For instance, the word “cloud” is now used to refer to a kind of mass storage on the Internet rather than just something fluffy and white in the sky.
Social and political factors also change the meaning of words, Artemeva says.
“We hardly ever use the word ‘queer’ to mean ‘strange,’ or ‘gay’ to mean ‘happy,’” she says.
“This is because of political, social, and sexual movements that have used these words differently.”
Some Canadian change
Lev Blumenfeld, the undergraduate adviser for Carleton’s School of Linguistics says that the pronunciation of words also change over time.
Blumenfeld says linguists are now studying a significant change in the way Canadians speak which they are calling the “Canadian Vowel Shift.”
He said Canadians have started to pronounce their vowels towards the back of the mouth and low on the tongue, while in contrast Americans pronounce their vowels in the front and at the top of the tongue.
“You can see the difference when you say ‘mad’ and ‘mam,’” Blumenfeld says.
Blumenfeld says the reason for this change is a huge mystery to linguists.
Some theorize that it is an effect of sociolinguistics, where groups of people use very subtle differences in their speech to signal their identity, but there is no way to know for sure, he says.
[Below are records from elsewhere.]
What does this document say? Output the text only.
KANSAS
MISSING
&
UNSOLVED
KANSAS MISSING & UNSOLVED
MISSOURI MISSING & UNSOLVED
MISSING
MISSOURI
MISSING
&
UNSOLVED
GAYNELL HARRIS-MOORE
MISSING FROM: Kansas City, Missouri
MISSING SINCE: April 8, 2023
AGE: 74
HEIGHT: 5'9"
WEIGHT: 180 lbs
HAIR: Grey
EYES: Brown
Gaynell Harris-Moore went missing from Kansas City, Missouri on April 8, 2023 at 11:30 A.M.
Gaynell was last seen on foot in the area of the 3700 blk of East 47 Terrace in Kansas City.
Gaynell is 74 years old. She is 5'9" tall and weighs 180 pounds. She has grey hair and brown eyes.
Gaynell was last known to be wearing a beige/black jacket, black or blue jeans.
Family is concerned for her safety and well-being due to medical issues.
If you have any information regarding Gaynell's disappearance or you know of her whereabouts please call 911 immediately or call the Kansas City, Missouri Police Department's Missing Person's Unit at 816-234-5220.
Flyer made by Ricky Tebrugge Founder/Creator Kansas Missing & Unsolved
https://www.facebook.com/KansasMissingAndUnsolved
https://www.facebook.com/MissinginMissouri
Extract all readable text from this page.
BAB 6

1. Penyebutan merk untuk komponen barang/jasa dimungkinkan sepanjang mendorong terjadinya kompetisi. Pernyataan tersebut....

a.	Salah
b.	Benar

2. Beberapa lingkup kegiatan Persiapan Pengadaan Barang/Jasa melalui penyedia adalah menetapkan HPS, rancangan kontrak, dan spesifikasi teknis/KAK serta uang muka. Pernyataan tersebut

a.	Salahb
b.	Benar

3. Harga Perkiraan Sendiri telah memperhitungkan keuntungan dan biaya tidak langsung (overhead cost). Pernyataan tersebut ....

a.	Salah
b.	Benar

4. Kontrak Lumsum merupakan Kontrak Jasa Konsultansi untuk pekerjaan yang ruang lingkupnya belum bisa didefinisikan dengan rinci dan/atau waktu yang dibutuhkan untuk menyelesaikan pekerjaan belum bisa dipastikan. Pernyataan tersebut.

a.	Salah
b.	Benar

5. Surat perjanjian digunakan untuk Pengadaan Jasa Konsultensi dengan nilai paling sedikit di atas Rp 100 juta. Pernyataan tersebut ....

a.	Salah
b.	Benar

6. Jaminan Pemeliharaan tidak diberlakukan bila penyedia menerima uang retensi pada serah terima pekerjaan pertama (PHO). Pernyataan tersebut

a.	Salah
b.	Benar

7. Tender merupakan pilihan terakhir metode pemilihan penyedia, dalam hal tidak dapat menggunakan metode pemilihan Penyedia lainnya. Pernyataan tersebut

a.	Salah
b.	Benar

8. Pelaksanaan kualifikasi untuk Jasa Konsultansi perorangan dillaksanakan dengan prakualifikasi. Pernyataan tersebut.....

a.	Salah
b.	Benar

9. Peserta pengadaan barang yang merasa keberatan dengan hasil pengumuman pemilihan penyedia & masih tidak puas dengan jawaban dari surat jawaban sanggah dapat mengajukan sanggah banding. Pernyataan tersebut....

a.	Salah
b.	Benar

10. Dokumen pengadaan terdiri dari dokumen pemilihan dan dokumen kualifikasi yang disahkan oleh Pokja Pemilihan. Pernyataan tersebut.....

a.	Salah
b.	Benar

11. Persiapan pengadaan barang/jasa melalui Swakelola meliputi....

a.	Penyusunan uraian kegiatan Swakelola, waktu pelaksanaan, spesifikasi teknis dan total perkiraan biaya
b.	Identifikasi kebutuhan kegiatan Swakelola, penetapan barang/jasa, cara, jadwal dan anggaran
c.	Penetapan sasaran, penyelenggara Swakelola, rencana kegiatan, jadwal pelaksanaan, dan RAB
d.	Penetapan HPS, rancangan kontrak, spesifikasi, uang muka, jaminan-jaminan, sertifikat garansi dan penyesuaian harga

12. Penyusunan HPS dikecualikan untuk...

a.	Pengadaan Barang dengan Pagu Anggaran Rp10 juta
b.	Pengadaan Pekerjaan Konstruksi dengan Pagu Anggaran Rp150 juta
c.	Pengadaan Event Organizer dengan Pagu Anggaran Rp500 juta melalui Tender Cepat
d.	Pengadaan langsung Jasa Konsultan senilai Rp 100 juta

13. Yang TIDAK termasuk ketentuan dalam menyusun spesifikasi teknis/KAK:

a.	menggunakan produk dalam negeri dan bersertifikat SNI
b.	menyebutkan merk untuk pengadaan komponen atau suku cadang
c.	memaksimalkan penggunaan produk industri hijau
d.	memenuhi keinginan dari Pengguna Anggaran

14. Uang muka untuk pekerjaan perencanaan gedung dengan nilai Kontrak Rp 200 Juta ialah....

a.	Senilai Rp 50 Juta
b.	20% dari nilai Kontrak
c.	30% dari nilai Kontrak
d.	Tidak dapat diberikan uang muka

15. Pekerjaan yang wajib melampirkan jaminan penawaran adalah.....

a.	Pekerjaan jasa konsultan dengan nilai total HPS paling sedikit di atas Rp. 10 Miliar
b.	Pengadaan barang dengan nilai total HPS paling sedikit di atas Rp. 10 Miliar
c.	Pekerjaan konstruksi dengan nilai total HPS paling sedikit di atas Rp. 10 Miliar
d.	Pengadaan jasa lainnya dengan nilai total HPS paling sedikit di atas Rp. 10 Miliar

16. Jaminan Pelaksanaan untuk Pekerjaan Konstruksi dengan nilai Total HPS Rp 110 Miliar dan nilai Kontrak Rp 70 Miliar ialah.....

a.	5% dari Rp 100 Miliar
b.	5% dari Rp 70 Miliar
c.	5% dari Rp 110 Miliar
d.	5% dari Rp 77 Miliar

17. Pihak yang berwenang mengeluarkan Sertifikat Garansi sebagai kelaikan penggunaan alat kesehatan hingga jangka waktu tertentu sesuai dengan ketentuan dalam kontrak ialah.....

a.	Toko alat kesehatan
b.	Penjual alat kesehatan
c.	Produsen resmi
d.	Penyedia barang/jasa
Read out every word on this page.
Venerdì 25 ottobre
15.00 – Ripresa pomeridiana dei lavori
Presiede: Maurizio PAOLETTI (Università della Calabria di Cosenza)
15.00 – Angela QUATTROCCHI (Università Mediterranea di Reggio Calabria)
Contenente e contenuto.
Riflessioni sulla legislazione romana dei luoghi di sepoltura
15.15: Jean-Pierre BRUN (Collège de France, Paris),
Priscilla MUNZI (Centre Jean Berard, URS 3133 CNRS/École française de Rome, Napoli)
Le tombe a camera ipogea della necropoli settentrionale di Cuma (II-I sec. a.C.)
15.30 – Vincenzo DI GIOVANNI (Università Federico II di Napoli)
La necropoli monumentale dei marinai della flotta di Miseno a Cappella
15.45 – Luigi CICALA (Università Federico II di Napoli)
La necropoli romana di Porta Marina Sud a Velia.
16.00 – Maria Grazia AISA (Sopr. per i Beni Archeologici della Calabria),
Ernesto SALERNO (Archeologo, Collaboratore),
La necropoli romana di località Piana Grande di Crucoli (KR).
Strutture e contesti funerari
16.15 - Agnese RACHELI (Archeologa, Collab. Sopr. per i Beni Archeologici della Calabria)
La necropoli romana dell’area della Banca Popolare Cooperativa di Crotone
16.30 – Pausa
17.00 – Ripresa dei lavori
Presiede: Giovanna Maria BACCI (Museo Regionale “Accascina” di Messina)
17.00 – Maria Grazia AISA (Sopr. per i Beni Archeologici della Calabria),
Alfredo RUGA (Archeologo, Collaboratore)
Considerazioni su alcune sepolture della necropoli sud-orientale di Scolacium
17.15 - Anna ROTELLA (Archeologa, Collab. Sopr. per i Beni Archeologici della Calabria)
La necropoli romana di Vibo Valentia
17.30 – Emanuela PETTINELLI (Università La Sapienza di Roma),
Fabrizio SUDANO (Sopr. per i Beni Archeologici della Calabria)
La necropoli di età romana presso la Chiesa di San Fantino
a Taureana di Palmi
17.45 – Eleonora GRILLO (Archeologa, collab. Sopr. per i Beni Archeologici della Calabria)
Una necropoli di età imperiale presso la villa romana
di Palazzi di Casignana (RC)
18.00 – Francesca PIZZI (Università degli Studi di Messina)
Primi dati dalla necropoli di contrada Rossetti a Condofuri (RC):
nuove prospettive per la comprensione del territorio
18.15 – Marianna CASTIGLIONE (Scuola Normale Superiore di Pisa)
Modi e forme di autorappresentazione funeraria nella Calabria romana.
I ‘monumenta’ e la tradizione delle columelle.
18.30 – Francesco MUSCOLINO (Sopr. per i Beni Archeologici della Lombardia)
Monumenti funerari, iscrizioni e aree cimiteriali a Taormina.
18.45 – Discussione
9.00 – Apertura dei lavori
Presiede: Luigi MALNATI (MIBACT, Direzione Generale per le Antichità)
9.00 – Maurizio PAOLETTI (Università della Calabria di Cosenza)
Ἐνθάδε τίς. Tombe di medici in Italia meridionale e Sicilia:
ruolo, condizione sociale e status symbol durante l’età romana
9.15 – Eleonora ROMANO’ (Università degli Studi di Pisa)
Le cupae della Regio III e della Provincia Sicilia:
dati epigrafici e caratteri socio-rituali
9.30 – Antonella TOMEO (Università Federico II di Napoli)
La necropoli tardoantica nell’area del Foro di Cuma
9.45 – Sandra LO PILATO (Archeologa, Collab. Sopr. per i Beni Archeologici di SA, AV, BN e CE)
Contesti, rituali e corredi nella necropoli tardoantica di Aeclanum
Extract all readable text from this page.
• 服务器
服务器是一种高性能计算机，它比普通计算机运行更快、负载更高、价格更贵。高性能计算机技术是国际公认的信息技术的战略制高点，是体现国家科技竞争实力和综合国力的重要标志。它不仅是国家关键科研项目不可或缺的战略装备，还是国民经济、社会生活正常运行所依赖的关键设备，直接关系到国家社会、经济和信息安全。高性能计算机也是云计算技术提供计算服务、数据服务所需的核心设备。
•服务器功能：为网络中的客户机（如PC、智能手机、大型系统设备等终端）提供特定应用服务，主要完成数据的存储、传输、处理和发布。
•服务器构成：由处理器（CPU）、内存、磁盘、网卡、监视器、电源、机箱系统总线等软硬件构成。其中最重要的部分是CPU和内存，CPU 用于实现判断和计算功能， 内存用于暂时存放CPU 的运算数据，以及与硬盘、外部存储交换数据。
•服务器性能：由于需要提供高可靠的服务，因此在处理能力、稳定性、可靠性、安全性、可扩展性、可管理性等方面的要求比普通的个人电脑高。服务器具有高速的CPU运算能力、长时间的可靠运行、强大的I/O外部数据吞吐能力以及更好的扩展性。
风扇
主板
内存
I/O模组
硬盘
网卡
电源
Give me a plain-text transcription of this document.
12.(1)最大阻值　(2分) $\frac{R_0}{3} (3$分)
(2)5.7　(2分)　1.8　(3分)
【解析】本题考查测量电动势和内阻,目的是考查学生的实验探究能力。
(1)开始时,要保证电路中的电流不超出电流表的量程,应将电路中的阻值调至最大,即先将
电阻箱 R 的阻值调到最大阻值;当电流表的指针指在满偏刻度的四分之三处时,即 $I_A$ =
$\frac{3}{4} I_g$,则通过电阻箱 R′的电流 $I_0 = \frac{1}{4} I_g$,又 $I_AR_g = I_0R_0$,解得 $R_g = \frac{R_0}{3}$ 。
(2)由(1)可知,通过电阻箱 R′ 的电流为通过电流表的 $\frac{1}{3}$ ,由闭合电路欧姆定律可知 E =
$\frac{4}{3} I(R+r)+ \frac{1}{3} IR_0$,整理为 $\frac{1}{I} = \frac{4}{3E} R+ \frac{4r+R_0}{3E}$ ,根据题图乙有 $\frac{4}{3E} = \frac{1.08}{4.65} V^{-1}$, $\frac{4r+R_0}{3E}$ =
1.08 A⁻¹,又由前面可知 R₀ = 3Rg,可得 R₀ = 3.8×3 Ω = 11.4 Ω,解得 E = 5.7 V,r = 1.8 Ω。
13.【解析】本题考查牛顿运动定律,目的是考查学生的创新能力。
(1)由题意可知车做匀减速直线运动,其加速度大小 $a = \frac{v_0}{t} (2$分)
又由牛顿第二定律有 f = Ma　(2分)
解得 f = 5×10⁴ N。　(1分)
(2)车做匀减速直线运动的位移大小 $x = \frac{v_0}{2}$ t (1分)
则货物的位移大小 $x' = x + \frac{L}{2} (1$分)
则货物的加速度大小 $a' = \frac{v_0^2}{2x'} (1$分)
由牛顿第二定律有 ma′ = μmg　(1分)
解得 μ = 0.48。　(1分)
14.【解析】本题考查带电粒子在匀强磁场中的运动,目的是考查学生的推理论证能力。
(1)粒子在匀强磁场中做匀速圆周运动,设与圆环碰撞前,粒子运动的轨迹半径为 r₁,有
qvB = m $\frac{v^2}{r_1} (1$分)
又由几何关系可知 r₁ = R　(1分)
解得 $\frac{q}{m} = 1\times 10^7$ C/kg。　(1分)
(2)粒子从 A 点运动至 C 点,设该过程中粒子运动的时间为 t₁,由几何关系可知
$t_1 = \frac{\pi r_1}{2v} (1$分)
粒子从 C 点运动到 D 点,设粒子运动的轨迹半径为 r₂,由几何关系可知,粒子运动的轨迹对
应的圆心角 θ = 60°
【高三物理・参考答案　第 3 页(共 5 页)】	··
The end result of changes to language such as the “Canadian Vowel Shift” is that eventually new languages are created. However, this takes thousands of years, Blumenfeld says.
Artemeva says no one should be upset about language change because it is natural and normal.
“It is important to realize that all languages are alive and like any live organisms, they change,” she says.
Many older people believe that the way younger generations are speaking is somehow corrupt, Artemeva says. However, as long as the people they are talking to understand them, there is no issue, she said.
Siddiqi says he feels much the same way about slang. Slang, he says, is just a new group of words that is foreign to a group of people and is not part of the standard language.
“Slang is just somebody saying, ‘we’re old and stodgy and we don’t like the way you young’ns talk,’” he says.
Siddiqi says eventually some of these words will become accepted in everyday speech, and the people who don’t want it to change will just have to deal with it.